На следующий день из райцентровской больницы вернулась осунувшаяся Катька. Ее привез Валера. После выкидыша она сильно похудела. Почти ни с кем не разговаривала, только кивала или мотала головой. Даже на события, происшедшие прошлым вечером, она никак не отреагировала — только пожала плечами. Валера, который провел в больнице рядом с Катькой всю ночь, узнав о том, что приключилось в деревне, пока он был в райцентре, впал в какую-то озлобленную тоску. С Танькой (хотя она и провела весь прошлый вечер сначала в магазине, а потом дома и к событиям не имела никакого отношения) он не пожелал говорить. Ходил от Климова к Зимину и обратно, пока не захмелел до такого бесчувственного состояния, что потом целую неделю бродил по деревне, пьяный и злой, нарываясь на драку. Это, впрочем, не помешало ему помочь Нине и ее отцу с переездом. Валера отвез их на станцию и посадил в поезд. Потом долго сидел на холодном бетоне у зеленой кассы, там где еще недавно лежала, теряя ребенка, Катька, и плакал, отхлебывая из бутылки. Иногда принимался читать какие-то стихи, но быстро сбивался и колотил себя кулаками по голове, проклиная за то, что не вернулся в тот же вечер в Большие Ущеры, а остался в больнице рядом с Катькой.

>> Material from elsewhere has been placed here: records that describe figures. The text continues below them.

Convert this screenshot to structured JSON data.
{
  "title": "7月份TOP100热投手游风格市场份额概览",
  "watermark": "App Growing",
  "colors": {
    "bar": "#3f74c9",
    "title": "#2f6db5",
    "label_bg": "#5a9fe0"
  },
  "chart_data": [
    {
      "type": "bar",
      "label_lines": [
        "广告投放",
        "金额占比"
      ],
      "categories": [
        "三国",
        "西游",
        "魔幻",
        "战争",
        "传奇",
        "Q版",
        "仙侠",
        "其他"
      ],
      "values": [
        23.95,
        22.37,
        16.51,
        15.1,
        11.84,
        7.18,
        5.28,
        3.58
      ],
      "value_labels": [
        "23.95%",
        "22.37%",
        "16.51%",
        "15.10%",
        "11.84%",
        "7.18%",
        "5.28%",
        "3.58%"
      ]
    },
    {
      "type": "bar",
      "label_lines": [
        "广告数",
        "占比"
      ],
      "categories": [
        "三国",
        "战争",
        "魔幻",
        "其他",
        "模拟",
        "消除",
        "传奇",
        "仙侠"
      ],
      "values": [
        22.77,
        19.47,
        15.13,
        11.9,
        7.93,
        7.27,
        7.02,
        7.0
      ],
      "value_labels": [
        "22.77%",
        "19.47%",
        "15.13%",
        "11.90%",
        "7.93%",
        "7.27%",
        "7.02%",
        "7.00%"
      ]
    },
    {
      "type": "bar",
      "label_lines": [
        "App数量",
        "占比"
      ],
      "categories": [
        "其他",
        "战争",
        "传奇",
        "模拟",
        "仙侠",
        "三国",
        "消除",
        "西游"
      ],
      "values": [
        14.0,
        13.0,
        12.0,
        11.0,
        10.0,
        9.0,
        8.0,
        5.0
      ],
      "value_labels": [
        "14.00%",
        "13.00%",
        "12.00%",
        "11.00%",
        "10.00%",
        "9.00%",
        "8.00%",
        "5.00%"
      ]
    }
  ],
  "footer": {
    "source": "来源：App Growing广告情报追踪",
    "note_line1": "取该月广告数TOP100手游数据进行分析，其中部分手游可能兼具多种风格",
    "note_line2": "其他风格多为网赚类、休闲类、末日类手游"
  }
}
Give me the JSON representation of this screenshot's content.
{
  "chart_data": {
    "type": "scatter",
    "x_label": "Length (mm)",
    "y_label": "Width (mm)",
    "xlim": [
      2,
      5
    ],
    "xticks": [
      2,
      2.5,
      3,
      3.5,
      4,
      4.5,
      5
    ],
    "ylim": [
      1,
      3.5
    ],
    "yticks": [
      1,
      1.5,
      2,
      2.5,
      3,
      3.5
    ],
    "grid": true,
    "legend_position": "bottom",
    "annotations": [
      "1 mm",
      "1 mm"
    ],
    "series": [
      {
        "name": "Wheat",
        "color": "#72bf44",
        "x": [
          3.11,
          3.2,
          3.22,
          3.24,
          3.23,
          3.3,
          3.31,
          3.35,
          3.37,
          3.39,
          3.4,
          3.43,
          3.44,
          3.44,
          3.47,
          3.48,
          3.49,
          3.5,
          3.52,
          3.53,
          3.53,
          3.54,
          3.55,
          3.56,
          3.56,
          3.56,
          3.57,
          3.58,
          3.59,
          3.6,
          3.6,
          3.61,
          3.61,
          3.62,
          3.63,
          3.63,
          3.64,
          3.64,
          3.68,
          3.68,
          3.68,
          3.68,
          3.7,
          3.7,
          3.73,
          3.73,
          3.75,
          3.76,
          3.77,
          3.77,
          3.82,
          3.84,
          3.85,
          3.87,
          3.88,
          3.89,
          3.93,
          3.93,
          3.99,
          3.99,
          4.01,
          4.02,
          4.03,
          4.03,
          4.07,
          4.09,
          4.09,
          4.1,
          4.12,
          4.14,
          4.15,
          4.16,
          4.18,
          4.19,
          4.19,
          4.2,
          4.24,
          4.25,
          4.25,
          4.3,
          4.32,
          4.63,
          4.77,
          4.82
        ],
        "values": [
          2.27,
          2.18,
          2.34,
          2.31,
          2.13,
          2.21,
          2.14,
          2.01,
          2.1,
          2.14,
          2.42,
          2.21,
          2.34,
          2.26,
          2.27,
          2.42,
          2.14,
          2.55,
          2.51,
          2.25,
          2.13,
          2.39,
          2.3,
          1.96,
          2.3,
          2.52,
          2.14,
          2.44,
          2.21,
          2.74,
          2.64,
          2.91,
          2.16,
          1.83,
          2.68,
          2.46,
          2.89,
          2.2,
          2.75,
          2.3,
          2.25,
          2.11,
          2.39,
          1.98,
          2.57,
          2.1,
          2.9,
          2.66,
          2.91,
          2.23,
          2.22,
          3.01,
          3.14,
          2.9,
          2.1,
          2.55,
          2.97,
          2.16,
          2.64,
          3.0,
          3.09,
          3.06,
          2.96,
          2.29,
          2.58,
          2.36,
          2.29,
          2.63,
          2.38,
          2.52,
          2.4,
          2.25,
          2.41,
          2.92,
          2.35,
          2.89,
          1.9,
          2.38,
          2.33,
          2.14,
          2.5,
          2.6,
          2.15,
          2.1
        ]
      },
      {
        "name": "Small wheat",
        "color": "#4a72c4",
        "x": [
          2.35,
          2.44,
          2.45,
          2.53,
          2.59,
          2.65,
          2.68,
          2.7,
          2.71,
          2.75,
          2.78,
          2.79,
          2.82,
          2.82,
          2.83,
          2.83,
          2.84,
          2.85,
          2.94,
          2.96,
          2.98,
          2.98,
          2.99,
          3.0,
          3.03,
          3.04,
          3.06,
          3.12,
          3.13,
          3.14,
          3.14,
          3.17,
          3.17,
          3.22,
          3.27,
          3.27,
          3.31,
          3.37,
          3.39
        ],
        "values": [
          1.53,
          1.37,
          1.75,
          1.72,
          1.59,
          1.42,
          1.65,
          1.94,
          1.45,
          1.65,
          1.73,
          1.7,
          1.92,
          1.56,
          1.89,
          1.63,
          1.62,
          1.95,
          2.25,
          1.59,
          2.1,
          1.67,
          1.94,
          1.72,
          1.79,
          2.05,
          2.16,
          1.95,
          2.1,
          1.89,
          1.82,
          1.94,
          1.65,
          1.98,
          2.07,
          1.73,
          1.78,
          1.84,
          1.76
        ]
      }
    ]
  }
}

Нина сначала не знала, куда и зачем ехать. Но в деревне оставаться уже не могла. Да и вообще ничего не могла. Ни дышать, ни жить. Однако мать Антона уломала Нину не отменять решения и переехать жить к ней в Москву — к Нине она всегда относилась тепло и сейчас, несмотря на такой трагический распад семейных связей, чувствовала к той уже почти родственную любовь.
Бузунько понизили в должности и перевели в райцентр. Начали было служебное расследование, но особо не усердствовали, так как прямой вины его не было. Черепицын остался на своем месте и как мог помогал приехавшей из центра следственной группе. Впрочем, группа эта ничего толком собрать не смогла — все участники кровавого похода перекладывали вину на ближнего своего, кто первым ударил или поджег, вспомнить не могли, так как «были пьяны». Бабы выгораживали мужей, мужья жен, а друзья друг друга. Так и зависли два убийства как совершенные «неизвестной группой лиц». Единственный, чью вину удалось доказать, был Гришка, который особо и не отпирался, а сразу сознался в том, что убил собаку. Но и тут «жестокое обращение с животными» быстро превратилось в «допустимую самооборону», и дело закрыли. Пухлую папку со свидетельскими показаниями отправили в Москву, но по дороге она где-то затерялась, чего, впрочем, никто и не заметил, так как никаких обвинений и не было выдвинуто. Митрохина почему-то повысили и перевели работать в столицу. Почему, не знает никто. Даже сам поседевший от страха перед возможным наказанием Митрохин.